Once in the Zeppelin environment there will be a number of example notebooks that demonstrate how to use Pyspark to access Gaia data, and get familiar with our system. The user can start running Spark (or pure Python) jobs iteratively. They will be able to discover and filter through the data, and download results to their local machine. Behind the scenes we will be assigning a new containers (Kubernetes Pod) for every new user Zeppelin session, otherwise they will have share a single Zeppelin service/node.

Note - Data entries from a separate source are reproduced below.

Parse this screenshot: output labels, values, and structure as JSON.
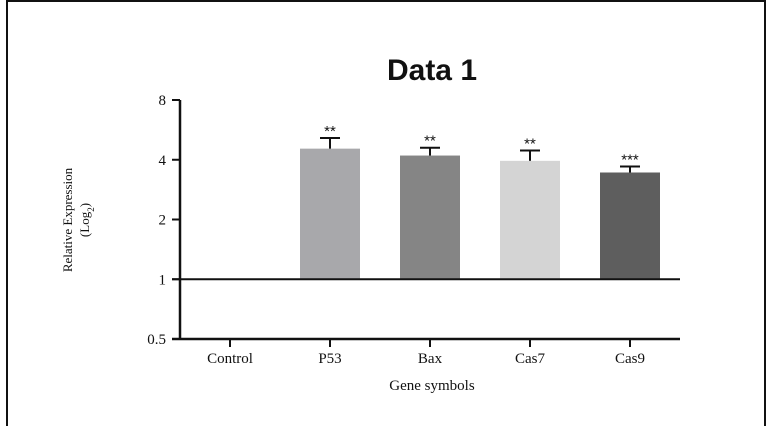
{
  "chart_data": {
    "type": "bar",
    "title": "Data 1",
    "xlabel": "Gene symbols",
    "ylabel_main": "Relative Expression",
    "ylabel_log_prefix": "(Log",
    "ylabel_log_sub": "2",
    "ylabel_log_suffix": ")",
    "yscale": "log2",
    "ylim": [
      0.5,
      8
    ],
    "yticks": [
      0.5,
      1,
      2,
      4,
      8
    ],
    "ytick_labels": [
      "0.5",
      "1",
      "2",
      "4",
      "8"
    ],
    "categories": [
      "Control",
      "P53",
      "Bax",
      "Cas7",
      "Cas9"
    ],
    "values": [
      1,
      4.55,
      4.2,
      3.95,
      3.45
    ],
    "errors": [
      0,
      0.6,
      0.4,
      0.5,
      0.25
    ],
    "significance": [
      "",
      "**",
      "**",
      "**",
      "***"
    ],
    "colors": [
      "#ffffff",
      "#a8a8ab",
      "#858585",
      "#d4d4d4",
      "#5e5e5e"
    ]
  }
}
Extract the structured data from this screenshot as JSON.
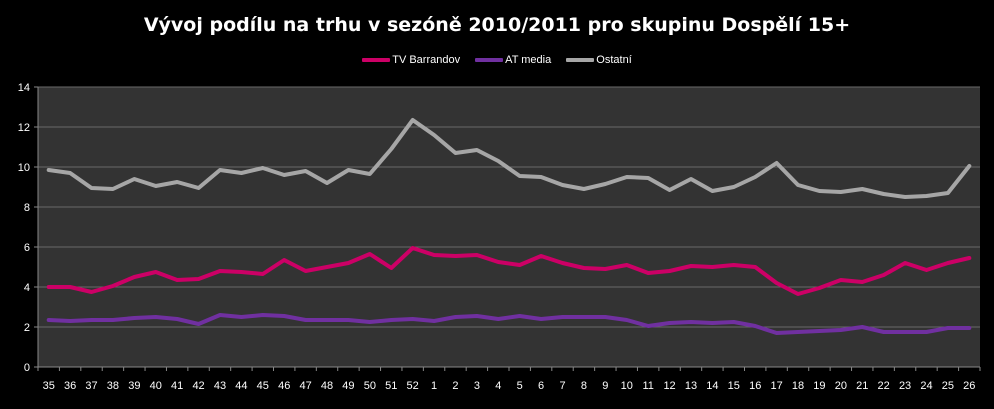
{
  "chart_data": {
    "type": "line",
    "title": "Vývoj podílu na trhu v sezóně 2010/2011  pro skupinu Dospělí 15+",
    "xlabel": "",
    "ylabel": "",
    "categories": [
      "35",
      "36",
      "37",
      "38",
      "39",
      "40",
      "41",
      "42",
      "43",
      "44",
      "45",
      "46",
      "47",
      "48",
      "49",
      "50",
      "51",
      "52",
      "1",
      "2",
      "3",
      "4",
      "5",
      "6",
      "7",
      "8",
      "9",
      "10",
      "11",
      "12",
      "13",
      "14",
      "15",
      "16",
      "17",
      "18",
      "19",
      "20",
      "21",
      "22",
      "23",
      "24",
      "25",
      "26"
    ],
    "ylim": [
      0,
      14
    ],
    "yticks": [
      0,
      2,
      4,
      6,
      8,
      10,
      12,
      14
    ],
    "grid": true,
    "legend_position": "top",
    "plot_background": "#333333",
    "series": [
      {
        "name": "TV Barrandov",
        "color": "#cc0066",
        "values": [
          4.0,
          4.0,
          3.75,
          4.05,
          4.5,
          4.75,
          4.35,
          4.4,
          4.8,
          4.75,
          4.65,
          5.35,
          4.8,
          5.0,
          5.2,
          5.65,
          4.95,
          5.95,
          5.6,
          5.55,
          5.6,
          5.25,
          5.1,
          5.55,
          5.2,
          4.95,
          4.9,
          5.1,
          4.7,
          4.8,
          5.05,
          5.0,
          5.1,
          5.0,
          4.2,
          3.65,
          3.95,
          4.35,
          4.25,
          4.6,
          5.2,
          4.85,
          5.2,
          5.45
        ]
      },
      {
        "name": "AT media",
        "color": "#7030a0",
        "values": [
          2.35,
          2.3,
          2.35,
          2.35,
          2.45,
          2.5,
          2.4,
          2.15,
          2.6,
          2.5,
          2.6,
          2.55,
          2.35,
          2.35,
          2.35,
          2.25,
          2.35,
          2.4,
          2.3,
          2.5,
          2.55,
          2.4,
          2.55,
          2.4,
          2.5,
          2.5,
          2.5,
          2.35,
          2.05,
          2.2,
          2.25,
          2.2,
          2.25,
          2.05,
          1.7,
          1.75,
          1.8,
          1.85,
          2.0,
          1.75,
          1.75,
          1.75,
          1.95,
          1.95
        ]
      },
      {
        "name": "Ostatní",
        "color": "#a6a6a6",
        "values": [
          9.85,
          9.7,
          8.95,
          8.9,
          9.4,
          9.05,
          9.25,
          8.95,
          9.85,
          9.7,
          9.95,
          9.6,
          9.8,
          9.2,
          9.85,
          9.65,
          10.9,
          12.35,
          11.6,
          10.7,
          10.85,
          10.3,
          9.55,
          9.5,
          9.1,
          8.9,
          9.15,
          9.5,
          9.45,
          8.85,
          9.4,
          8.8,
          9.0,
          9.5,
          10.2,
          9.1,
          8.8,
          8.75,
          8.9,
          8.65,
          8.5,
          8.55,
          8.7,
          10.05
        ]
      }
    ]
  }
}
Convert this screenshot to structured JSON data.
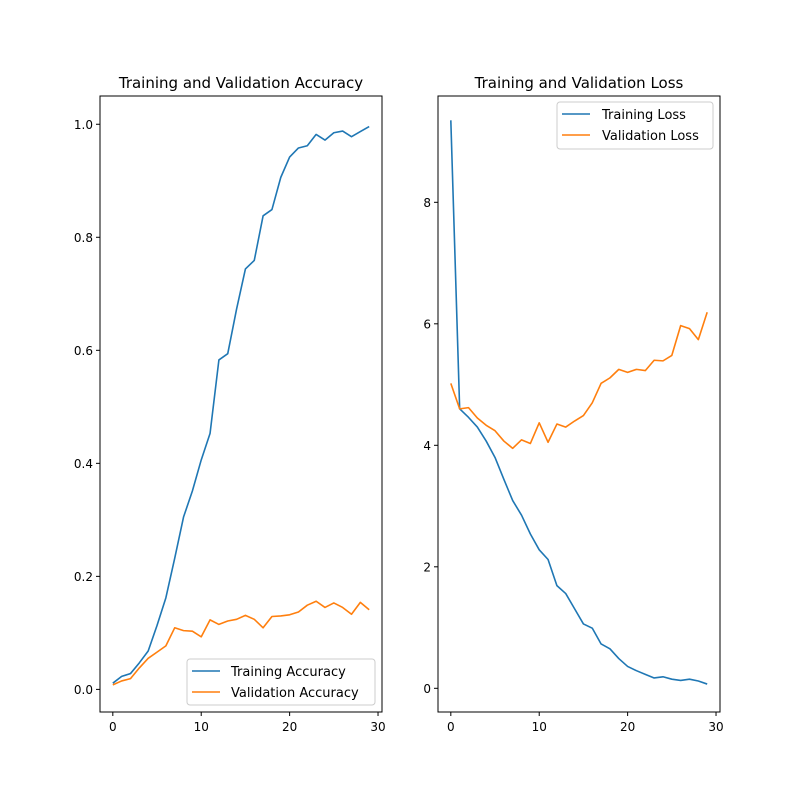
{
  "chart_data": [
    {
      "type": "line",
      "title": "Training and Validation Accuracy",
      "xlabel": "",
      "ylabel": "",
      "xlim": [
        -1.45,
        30.45
      ],
      "ylim": [
        -0.04,
        1.05
      ],
      "xticks": [
        0,
        10,
        20,
        30
      ],
      "xtick_labels": [
        "0",
        "10",
        "20",
        "30"
      ],
      "yticks": [
        0.0,
        0.2,
        0.4,
        0.6,
        0.8,
        1.0
      ],
      "ytick_labels": [
        "0.0",
        "0.2",
        "0.4",
        "0.6",
        "0.8",
        "1.0"
      ],
      "grid": false,
      "legend_position": "lower right",
      "x": [
        0,
        1,
        2,
        3,
        4,
        5,
        6,
        7,
        8,
        9,
        10,
        11,
        12,
        13,
        14,
        15,
        16,
        17,
        18,
        19,
        20,
        21,
        22,
        23,
        24,
        25,
        26,
        27,
        28,
        29
      ],
      "series": [
        {
          "name": "Training Accuracy",
          "color": "#1f77b4",
          "values": [
            0.011,
            0.023,
            0.028,
            0.047,
            0.068,
            0.113,
            0.162,
            0.232,
            0.305,
            0.351,
            0.406,
            0.453,
            0.583,
            0.594,
            0.673,
            0.744,
            0.759,
            0.838,
            0.849,
            0.906,
            0.942,
            0.958,
            0.962,
            0.982,
            0.972,
            0.985,
            0.988,
            0.978,
            0.987,
            0.996
          ]
        },
        {
          "name": "Validation Accuracy",
          "color": "#ff7f0e",
          "values": [
            0.008,
            0.015,
            0.019,
            0.038,
            0.055,
            0.066,
            0.077,
            0.109,
            0.104,
            0.103,
            0.093,
            0.123,
            0.115,
            0.121,
            0.124,
            0.131,
            0.124,
            0.109,
            0.129,
            0.13,
            0.132,
            0.137,
            0.149,
            0.156,
            0.145,
            0.153,
            0.145,
            0.133,
            0.154,
            0.141
          ]
        }
      ]
    },
    {
      "type": "line",
      "title": "Training and Validation Loss",
      "xlabel": "",
      "ylabel": "",
      "xlim": [
        -1.45,
        30.45
      ],
      "ylim": [
        -0.39,
        9.75
      ],
      "xticks": [
        0,
        10,
        20,
        30
      ],
      "xtick_labels": [
        "0",
        "10",
        "20",
        "30"
      ],
      "yticks": [
        0,
        2,
        4,
        6,
        8
      ],
      "ytick_labels": [
        "0",
        "2",
        "4",
        "6",
        "8"
      ],
      "grid": false,
      "legend_position": "upper right",
      "x": [
        0,
        1,
        2,
        3,
        4,
        5,
        6,
        7,
        8,
        9,
        10,
        11,
        12,
        13,
        14,
        15,
        16,
        17,
        18,
        19,
        20,
        21,
        22,
        23,
        24,
        25,
        26,
        27,
        28,
        29
      ],
      "series": [
        {
          "name": "Training Loss",
          "color": "#1f77b4",
          "values": [
            9.35,
            4.6,
            4.46,
            4.3,
            4.07,
            3.8,
            3.44,
            3.09,
            2.85,
            2.54,
            2.28,
            2.12,
            1.69,
            1.56,
            1.31,
            1.06,
            0.99,
            0.73,
            0.65,
            0.49,
            0.36,
            0.29,
            0.23,
            0.17,
            0.19,
            0.15,
            0.13,
            0.15,
            0.12,
            0.07
          ]
        },
        {
          "name": "Validation Loss",
          "color": "#ff7f0e",
          "values": [
            5.02,
            4.6,
            4.62,
            4.45,
            4.33,
            4.24,
            4.07,
            3.95,
            4.09,
            4.03,
            4.37,
            4.05,
            4.35,
            4.3,
            4.4,
            4.49,
            4.7,
            5.02,
            5.11,
            5.25,
            5.2,
            5.25,
            5.23,
            5.4,
            5.39,
            5.48,
            5.97,
            5.92,
            5.74,
            6.19
          ]
        }
      ]
    }
  ]
}
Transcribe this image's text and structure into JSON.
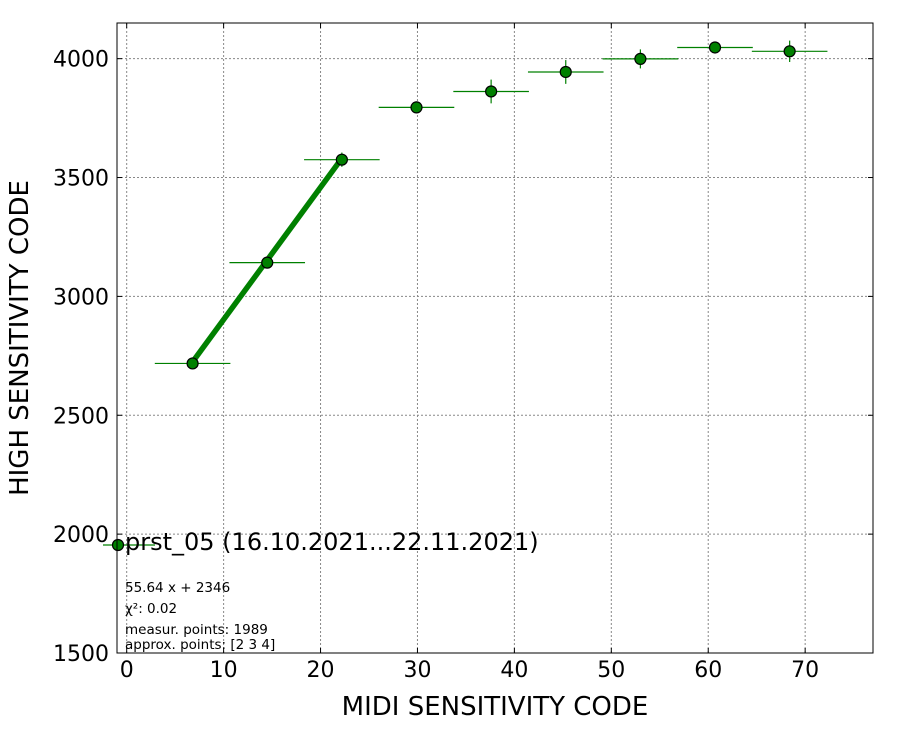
{
  "chart_data": {
    "type": "scatter",
    "xlabel": "MIDI SENSITIVITY CODE",
    "ylabel": "HIGH SENSITIVITY CODE",
    "xlim": [
      -1,
      77
    ],
    "ylim": [
      1500,
      4150
    ],
    "xticks": [
      0,
      10,
      20,
      30,
      40,
      50,
      60,
      70
    ],
    "yticks": [
      1500,
      2000,
      2500,
      3000,
      3500,
      4000
    ],
    "grid": true,
    "marker_color": "#008000",
    "fit_line_color": "#008000",
    "legend": {
      "label": "prst_05 (16.10.2021...22.11.2021)",
      "placement": "center-left"
    },
    "series": [
      {
        "points": [
          {
            "x": 6.8,
            "y": 2718,
            "xerr": 3.9,
            "yerr": 10
          },
          {
            "x": 14.5,
            "y": 3142,
            "xerr": 3.9,
            "yerr": 20
          },
          {
            "x": 22.2,
            "y": 3575,
            "xerr": 3.9,
            "yerr": 30
          },
          {
            "x": 29.9,
            "y": 3795,
            "xerr": 3.9,
            "yerr": 25
          },
          {
            "x": 37.6,
            "y": 3862,
            "xerr": 3.9,
            "yerr": 50
          },
          {
            "x": 45.3,
            "y": 3944,
            "xerr": 3.9,
            "yerr": 50
          },
          {
            "x": 53.0,
            "y": 3999,
            "xerr": 3.9,
            "yerr": 40
          },
          {
            "x": 60.7,
            "y": 4047,
            "xerr": 3.9,
            "yerr": 25
          },
          {
            "x": 68.4,
            "y": 4031,
            "xerr": 3.9,
            "yerr": 45
          }
        ]
      }
    ],
    "fit_line": {
      "x": [
        6.8,
        22.2
      ],
      "slope": 55.64,
      "intercept": 2346
    },
    "annotations": [
      "55.64 x + 2346",
      "χ²: 0.02",
      "measur. points: 1989",
      "approx. points: [2 3 4]"
    ]
  }
}
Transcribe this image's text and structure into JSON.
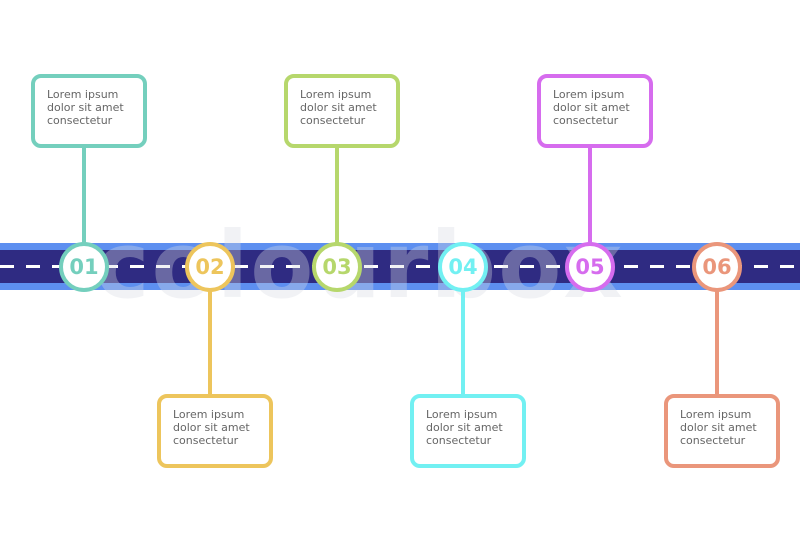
{
  "watermark": "colourbox",
  "road": {
    "dark_color": "#2f2b82",
    "light_color": "#5d8ff0"
  },
  "steps": [
    {
      "number": "01",
      "color": "#74cfbd",
      "position": "top",
      "text": [
        "Lorem  ipsum",
        "dolor sit amet",
        "consectetur"
      ]
    },
    {
      "number": "02",
      "color": "#edc55c",
      "position": "bottom",
      "text": [
        "Lorem  ipsum",
        "dolor sit amet",
        "consectetur"
      ]
    },
    {
      "number": "03",
      "color": "#b6d76c",
      "position": "top",
      "text": [
        "Lorem  ipsum",
        "dolor sit amet",
        "consectetur"
      ]
    },
    {
      "number": "04",
      "color": "#72f0f2",
      "position": "bottom",
      "text": [
        "Lorem  ipsum",
        "dolor sit amet",
        "consectetur"
      ]
    },
    {
      "number": "05",
      "color": "#d66cee",
      "position": "top",
      "text": [
        "Lorem  ipsum",
        "dolor sit amet",
        "consectetur"
      ]
    },
    {
      "number": "06",
      "color": "#ea967b",
      "position": "bottom",
      "text": [
        "Lorem  ipsum",
        "dolor sit amet",
        "consectetur"
      ]
    }
  ]
}
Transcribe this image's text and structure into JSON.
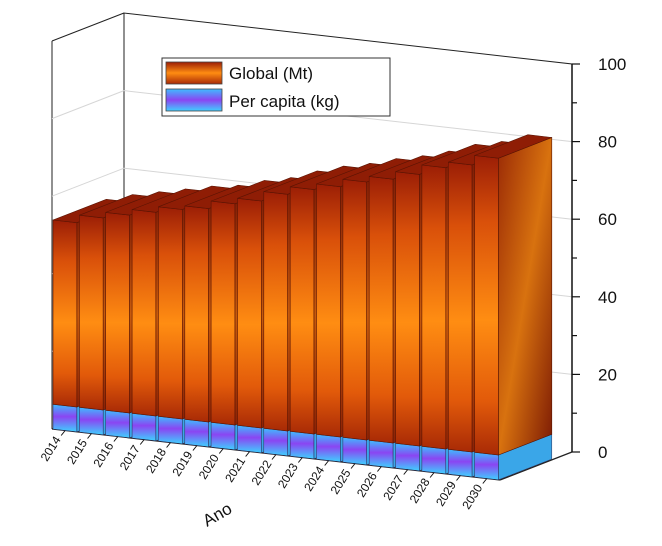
{
  "chart_data": {
    "type": "bar",
    "categories": [
      "2014",
      "2015",
      "2016",
      "2017",
      "2018",
      "2019",
      "2020",
      "2021",
      "2022",
      "2023",
      "2024",
      "2025",
      "2026",
      "2027",
      "2028",
      "2029",
      "2030"
    ],
    "xlabel": "Ano",
    "ylabel": "",
    "ylim": [
      0,
      100
    ],
    "yticks": [
      0,
      20,
      40,
      60,
      80,
      100
    ],
    "grid": true,
    "legend_position": "top-left",
    "series": [
      {
        "name": "Per capita (kg)",
        "color": "#6a6cf0",
        "values": [
          6.4,
          6.4,
          6.4,
          6.4,
          6.4,
          6.4,
          6.4,
          6.4,
          6.4,
          6.4,
          6.4,
          6.4,
          6.4,
          6.4,
          6.4,
          6.4,
          6.4
        ]
      },
      {
        "name": "Global (Mt)",
        "color": "#f07a10",
        "values": [
          47.5,
          49.5,
          51.0,
          52.5,
          54.0,
          55.0,
          57.0,
          58.5,
          61.0,
          63.0,
          64.5,
          66.5,
          68.0,
          70.0,
          72.5,
          74.0,
          76.5
        ]
      }
    ]
  }
}
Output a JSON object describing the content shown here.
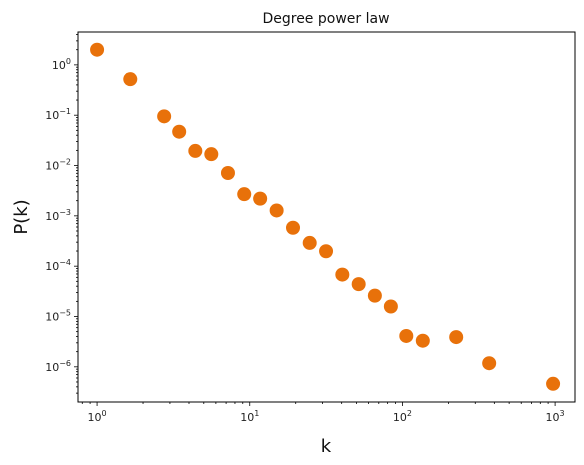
{
  "chart_data": {
    "type": "scatter",
    "title": "Degree power law",
    "xlabel": "k",
    "ylabel": "P(k)",
    "xscale": "log",
    "yscale": "log",
    "xlim": [
      0.75,
      1350
    ],
    "ylim": [
      2e-07,
      4.5
    ],
    "grid": false,
    "marker_color": "#E8710A",
    "x_ticks": [
      {
        "value": 1,
        "base": "10",
        "exp": "0"
      },
      {
        "value": 10,
        "base": "10",
        "exp": "1"
      },
      {
        "value": 100,
        "base": "10",
        "exp": "2"
      },
      {
        "value": 1000,
        "base": "10",
        "exp": "3"
      }
    ],
    "y_ticks": [
      {
        "value": 1,
        "base": "10",
        "exp": "0"
      },
      {
        "value": 0.1,
        "base": "10",
        "exp": "−1"
      },
      {
        "value": 0.01,
        "base": "10",
        "exp": "−2"
      },
      {
        "value": 0.001,
        "base": "10",
        "exp": "−3"
      },
      {
        "value": 0.0001,
        "base": "10",
        "exp": "−4"
      },
      {
        "value": 1e-05,
        "base": "10",
        "exp": "−5"
      },
      {
        "value": 1e-06,
        "base": "10",
        "exp": "−6"
      }
    ],
    "points": [
      {
        "x": 1.0,
        "y": 2.0
      },
      {
        "x": 1.65,
        "y": 0.52
      },
      {
        "x": 2.75,
        "y": 0.095
      },
      {
        "x": 3.45,
        "y": 0.047
      },
      {
        "x": 4.4,
        "y": 0.0195
      },
      {
        "x": 5.6,
        "y": 0.0168
      },
      {
        "x": 7.2,
        "y": 0.0071
      },
      {
        "x": 9.2,
        "y": 0.0027
      },
      {
        "x": 11.7,
        "y": 0.0022
      },
      {
        "x": 15.0,
        "y": 0.00128
      },
      {
        "x": 19.2,
        "y": 0.00058
      },
      {
        "x": 24.7,
        "y": 0.00029
      },
      {
        "x": 31.6,
        "y": 0.000198
      },
      {
        "x": 40.4,
        "y": 6.8e-05
      },
      {
        "x": 51.7,
        "y": 4.4e-05
      },
      {
        "x": 66.0,
        "y": 2.6e-05
      },
      {
        "x": 84.0,
        "y": 1.58e-05
      },
      {
        "x": 106.0,
        "y": 4.1e-06
      },
      {
        "x": 136.0,
        "y": 3.3e-06
      },
      {
        "x": 225.0,
        "y": 3.9e-06
      },
      {
        "x": 370.0,
        "y": 1.18e-06
      },
      {
        "x": 970.0,
        "y": 4.6e-07
      }
    ]
  }
}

Any Python commands that are do not use the Pyspark lib, will run on the Zeppelin node, which means that it wont scale well to multiple users if we have a single Zeppelin service.
We may not be able to develop all of the options described in this document in time for the release of the first version in December 2020. For this reason we are in the process of defining our MVP, which will help prioritize the order in which we assign development effort to tasks. There will be some common infrastructure components between the different paths that we should implement first. For the different usage scenarios,if we define what is part of the MVP path, we need to implement all relevant tasks first, and then iteratively add features to that. This requires us to develop the first version in a way that doesn't block the other features of our target platform to be added. We may also decide to prototype different options, if there are usage scenarios that we are not yet sure of, and would like to see in practice to help refine our MVP.
Note: For the development costs, not all required development tasks are listed, because this would grow the page quite a bit, and because some of them are still unknown.